Established The Academy and College of Philadelphia, that later merged with the University of the State of Pennsylvania to become the University of Pennsylvania.
Benjamin Franklin Namesakes
- At least 16 Counties in US States
- Major landmarks in and around Philadelphia, Pennsylvania, Franklin’s long time home
- Franklin and Marshall College in nearby Lancaster
- Franklin Field, a football field once home to the Philadelphia Eagles of the National Football League and the home field of the University of Pennsylvania Quakers since 1895
- The Benjamin Franklin Bridge across the Delaware River between Philadelphia and Camden, New Jersey
- The Franklin Institute, a science museum in Philadelphia
- Benjamin Franklin National Memorial
Benjamin Franklin Likenesses
- American $100 bills
- The city of Philadelphia contains around 5,000 likenesses of Benjamin Franklin, half of them located on the University of Pennsylvania campus.
- Also in Philadelphia:
- Benjamin Franklin Parkway (a major thoroughfare)

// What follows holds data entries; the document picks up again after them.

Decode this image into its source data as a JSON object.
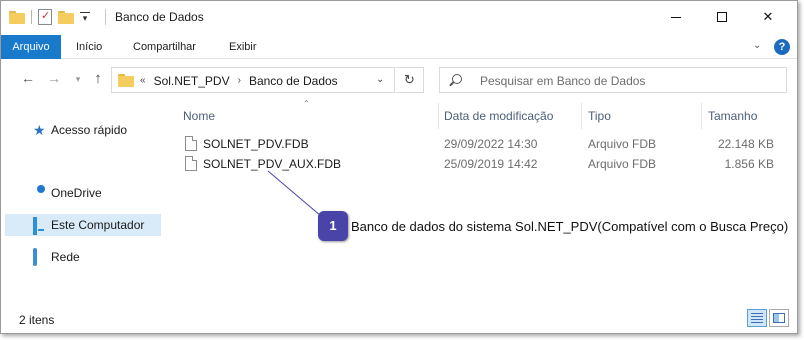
{
  "window": {
    "title": "Banco de Dados",
    "controls": {
      "minimize": "",
      "maximize": "",
      "close": "✕"
    }
  },
  "ribbon": {
    "tabs": [
      {
        "label": "Arquivo",
        "active": true
      },
      {
        "label": "Início"
      },
      {
        "label": "Compartilhar"
      },
      {
        "label": "Exibir"
      }
    ],
    "help_label": "?",
    "expand_glyph": "⌄"
  },
  "address": {
    "breadcrumbs": [
      "Sol.NET_PDV",
      "Banco de Dados"
    ],
    "overflow_glyph": "«",
    "sep_glyph": "›"
  },
  "search": {
    "placeholder": "Pesquisar em Banco de Dados"
  },
  "sidebar": {
    "items": [
      {
        "label": "Acesso rápido",
        "icon": "star-icon"
      },
      {
        "label": "OneDrive",
        "icon": "cloud-icon"
      },
      {
        "label": "Este Computador",
        "icon": "computer-icon",
        "selected": true
      },
      {
        "label": "Rede",
        "icon": "network-icon"
      }
    ]
  },
  "columns": [
    "Nome",
    "Data de modificação",
    "Tipo",
    "Tamanho"
  ],
  "files": [
    {
      "name": "SOLNET_PDV.FDB",
      "modified": "29/09/2022 14:30",
      "type": "Arquivo FDB",
      "size": "22.148 KB"
    },
    {
      "name": "SOLNET_PDV_AUX.FDB",
      "modified": "25/09/2019 14:42",
      "type": "Arquivo FDB",
      "size": "1.856 KB"
    }
  ],
  "callout": {
    "number": "1",
    "text": "Banco de dados do sistema Sol.NET_PDV(Compatível com o Busca Preço)",
    "color": "#4a44a8"
  },
  "status": {
    "count": "2 itens"
  },
  "colors": {
    "accent": "#1979ca",
    "selection": "#d9ebf9"
  }
}
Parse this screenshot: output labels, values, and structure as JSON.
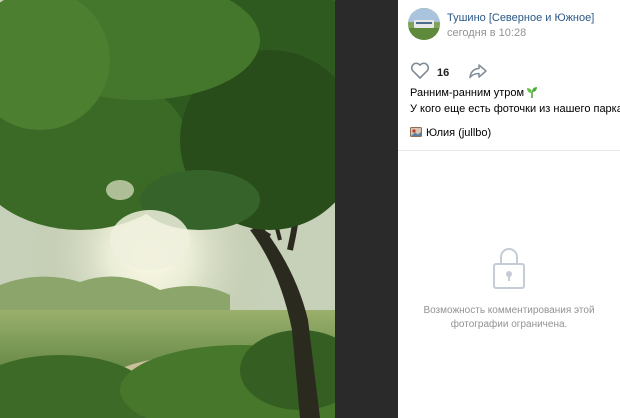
{
  "post": {
    "author_name": "Тушино [Северное и Южное]",
    "time": "сегодня в 10:28",
    "likes": "16",
    "caption_line1": "Ранним-ранним утром",
    "caption_line2": "У кого еще есть фоточки из нашего парка?",
    "tagged_person": "Юлия (jullbo)"
  },
  "comments": {
    "closed_message": "Возможность комментирования этой фотографии ограничена."
  },
  "icons": {
    "like": "heart-outline-icon",
    "share": "share-arrow-icon",
    "sprout": "sprout-emoji-icon",
    "tag": "photo-tag-icon",
    "lock": "lock-outline-icon"
  },
  "colors": {
    "link": "#2a5885",
    "muted": "#939393",
    "viewer_background": "#2a2a2a"
  }
}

- Benjamin Franklin Bridge, the first major bridge to connect Philadelphia with New Jersey.
During the Bicentennial in 1976, Congress dedicated a 20-foot (6 m) marble statue in Philadelphia’s Franklin Institute as the Benjamin Franklin National Memorial.
In Psychology Findings: The Benjamin Franklin Effect
“He that has once done you a Kindness will be more ready to do you another, than he whom you yourself have obliged.”